Napolitano si sveglia e attacca la Germania

Al vertice italo-tedesco il presidente invita i politici di Berlino ad abbandonare "luoghi comuni" e "valutazioni sprezzanti"

Napolitano si sveglia e attacca la Germania

Italian job? Sì, se c'è del marcio in Danimarca, figuriamoci dalle nostre parti, tanto più adesso che è esploso lo scandalo di Mafia Capitale. Ma finitela «con i cliché» e i «luoghi comuni», perché l'Italia è «credibile» e non ha «vizi» di forma. Corruzione, antipolitica, crescita zero, deficit, la Troika forse dietro l'angolo: se la lista dei problemi s'allunga, questo non significa che il Belpaese sia allo sbando, anzi, sta facendo le riforme e trovando «le soluzioni». Insomma, dice Giorgio Napolitano, ce la faremo. Basta con gli esami, con «la diffidenza» e «le valutazioni sommarie». La Germania si dia una calmata.

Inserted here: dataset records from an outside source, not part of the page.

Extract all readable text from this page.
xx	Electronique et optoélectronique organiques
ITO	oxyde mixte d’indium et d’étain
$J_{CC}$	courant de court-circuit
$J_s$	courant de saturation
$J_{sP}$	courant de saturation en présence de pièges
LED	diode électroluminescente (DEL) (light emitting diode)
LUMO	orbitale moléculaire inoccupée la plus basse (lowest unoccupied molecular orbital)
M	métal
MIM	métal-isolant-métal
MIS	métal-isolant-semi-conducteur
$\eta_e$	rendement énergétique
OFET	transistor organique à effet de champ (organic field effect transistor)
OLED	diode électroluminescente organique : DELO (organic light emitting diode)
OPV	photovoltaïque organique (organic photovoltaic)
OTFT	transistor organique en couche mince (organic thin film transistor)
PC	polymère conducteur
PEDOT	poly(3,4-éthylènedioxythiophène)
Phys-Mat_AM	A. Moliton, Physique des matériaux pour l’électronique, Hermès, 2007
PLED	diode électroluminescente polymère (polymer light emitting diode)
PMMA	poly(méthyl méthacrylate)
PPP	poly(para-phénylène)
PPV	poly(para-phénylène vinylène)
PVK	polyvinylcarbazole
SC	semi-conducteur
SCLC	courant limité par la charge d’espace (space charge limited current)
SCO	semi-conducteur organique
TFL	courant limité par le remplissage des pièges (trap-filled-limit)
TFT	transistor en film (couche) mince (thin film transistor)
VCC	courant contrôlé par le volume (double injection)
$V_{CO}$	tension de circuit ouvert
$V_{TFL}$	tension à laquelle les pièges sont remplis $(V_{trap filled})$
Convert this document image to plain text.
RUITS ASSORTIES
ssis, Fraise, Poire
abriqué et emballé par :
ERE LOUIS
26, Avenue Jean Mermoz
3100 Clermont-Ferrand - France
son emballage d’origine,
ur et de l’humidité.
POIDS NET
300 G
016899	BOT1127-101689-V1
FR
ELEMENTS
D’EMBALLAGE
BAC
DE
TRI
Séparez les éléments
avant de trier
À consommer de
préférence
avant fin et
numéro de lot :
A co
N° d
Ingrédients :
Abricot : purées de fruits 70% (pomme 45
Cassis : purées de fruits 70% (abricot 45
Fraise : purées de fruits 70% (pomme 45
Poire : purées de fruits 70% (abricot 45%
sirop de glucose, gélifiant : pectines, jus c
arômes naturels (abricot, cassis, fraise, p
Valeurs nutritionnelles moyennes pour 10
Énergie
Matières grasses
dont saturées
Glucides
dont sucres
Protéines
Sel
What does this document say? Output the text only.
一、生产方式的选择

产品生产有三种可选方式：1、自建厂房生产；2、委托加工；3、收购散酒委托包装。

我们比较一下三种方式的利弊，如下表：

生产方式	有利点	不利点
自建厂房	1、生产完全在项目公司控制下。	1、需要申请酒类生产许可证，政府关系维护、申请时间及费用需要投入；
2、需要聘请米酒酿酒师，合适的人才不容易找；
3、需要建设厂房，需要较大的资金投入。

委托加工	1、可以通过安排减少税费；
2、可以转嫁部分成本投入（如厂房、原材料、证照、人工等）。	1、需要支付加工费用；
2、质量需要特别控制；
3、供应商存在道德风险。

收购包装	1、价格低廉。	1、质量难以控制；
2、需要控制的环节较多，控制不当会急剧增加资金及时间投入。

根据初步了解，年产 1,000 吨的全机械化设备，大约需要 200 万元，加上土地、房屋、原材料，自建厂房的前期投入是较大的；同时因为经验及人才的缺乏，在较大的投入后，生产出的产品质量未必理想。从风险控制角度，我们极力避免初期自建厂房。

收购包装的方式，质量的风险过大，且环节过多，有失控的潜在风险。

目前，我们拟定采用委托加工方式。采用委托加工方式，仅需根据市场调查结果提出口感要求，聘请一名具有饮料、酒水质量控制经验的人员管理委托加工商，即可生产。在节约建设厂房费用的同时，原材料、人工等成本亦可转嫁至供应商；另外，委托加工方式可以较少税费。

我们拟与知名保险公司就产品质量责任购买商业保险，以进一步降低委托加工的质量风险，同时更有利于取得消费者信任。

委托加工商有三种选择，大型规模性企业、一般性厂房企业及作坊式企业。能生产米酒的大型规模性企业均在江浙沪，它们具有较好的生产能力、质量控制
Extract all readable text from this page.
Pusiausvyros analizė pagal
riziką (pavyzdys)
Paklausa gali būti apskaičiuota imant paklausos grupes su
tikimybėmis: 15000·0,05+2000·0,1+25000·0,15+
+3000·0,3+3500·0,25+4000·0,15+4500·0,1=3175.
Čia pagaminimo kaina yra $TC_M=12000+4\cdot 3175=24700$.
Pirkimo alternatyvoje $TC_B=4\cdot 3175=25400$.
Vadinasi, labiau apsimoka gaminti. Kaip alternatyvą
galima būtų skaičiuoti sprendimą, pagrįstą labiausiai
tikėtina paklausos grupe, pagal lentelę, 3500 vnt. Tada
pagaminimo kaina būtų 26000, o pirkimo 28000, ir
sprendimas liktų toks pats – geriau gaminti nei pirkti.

Bandiere, inni, un piccolo bagno di folla all'ingresso del Teatro Regio, dove alle sette di sera inizia il vertice italo-tedesco, le foto con il presidente Gauck. Poi il capo dello Stato prende la parola e il suo non è solo un esorcismo, una difesa di bandiera o un aiuto al governo Renzi, e nemmeno un sussulto nazionalistico. Piuttosto, il tentativo di segnare un confine, di indicare un limite oltre il quale tra partner non si può andare perché dalla crisi si esce insieme e non imponendo una ricetta unica. Vale, spiega, nei due sensi: Berlino non è un gendarme cattivo e Roma non è l'alunno indisciplinato. Ma, al di là della forma, del doppiopesismo diplomatico imposto dall'occasione, è la Germania che deve scendere dal piedistallo.

Tanto per cominciare, dice ancora Napolitano, servirebbe un po' di autocritica collettiva in quanto «c'è stata una complessiva inadeguatezza a padroneggiare le implicazioni dell'adozione dell'euro e di una politica monetaria sovranazionale». Nessuno infatti può negare che, oltre «al riequilibrio e al risanamento delle finanze pubbliche», ora bisogna «rilanciare la crescita ponendola su basi di maggiore competitività delle nostre economie».

E se l'analisi sui problemi è concorde, non ci possiamo poi dividere «su come focalizzare le politiche economiche, su quali strumenti di intervento privilegiare». Cioè, insiste Napolitano, serve «un confronto complesso e serio», non «polemiche unilaterali e contrapposizioni paralizzanti».

Invece è proprio quello che succede adesso, quando si vuole mettere l'Italia sotto esame o sotto tutela perché affetta «da vizi organici o malattie ricorrenti» e quando si pensa che la Germania sia solo rigore. Non banalizziamo, dice il presidente. «Liberiamoci, cari amici, di queste fuorvianti tendenze alle valutazioni sprezzanti. E il peggio è considerare non credibili le posizioni dell'altro, perché la diffidenza reciproca è un micidiale fattore dissolvente. Le difficoltà ci sono, i dissensi anche, superiamoli con una discussione che non smarrisca mai il senso del limite».

E attenzione, perché questa «diffidenza» ci espone al rischio di «ricadute nazionalistiche». Qui il paragone si fa pesante: «Non bisogna solo pensare a quello bellicistico, ma un nazionalismo che già si avverte nel porre l'interesse del proprio Paese, e le politiche che esso detta, al di sopra del comune interesse europeo». In conclusione, senza dialogo non c'è Europa. L'Unione, dice Napolitano, con le elezioni in primavera ha superato e sconfitto «le derive del populismo e dell'antieuropeismo che hanno trovato fertile humus nella crisi» e ha rinnovato le sue istituzioni. «Il governo italiano ha ben accompagnato questo decollo, contribuendo al raggiungimento di soluzioni unitarie per il varo della nuova Commissione».

E Renzi, sostiene, ha imposto la sua linea: «Abbiamo posto con eguale nettezza all'ordine del giorno del semestre un deciso avanzamento nel necessario processo di riforme interne, nel rispetto delle regole di bilancio, e il contributo all'avvio di un nuovo corso delle politiche dell'Unione in funzione del superamento della crisi». Berlino lo sa?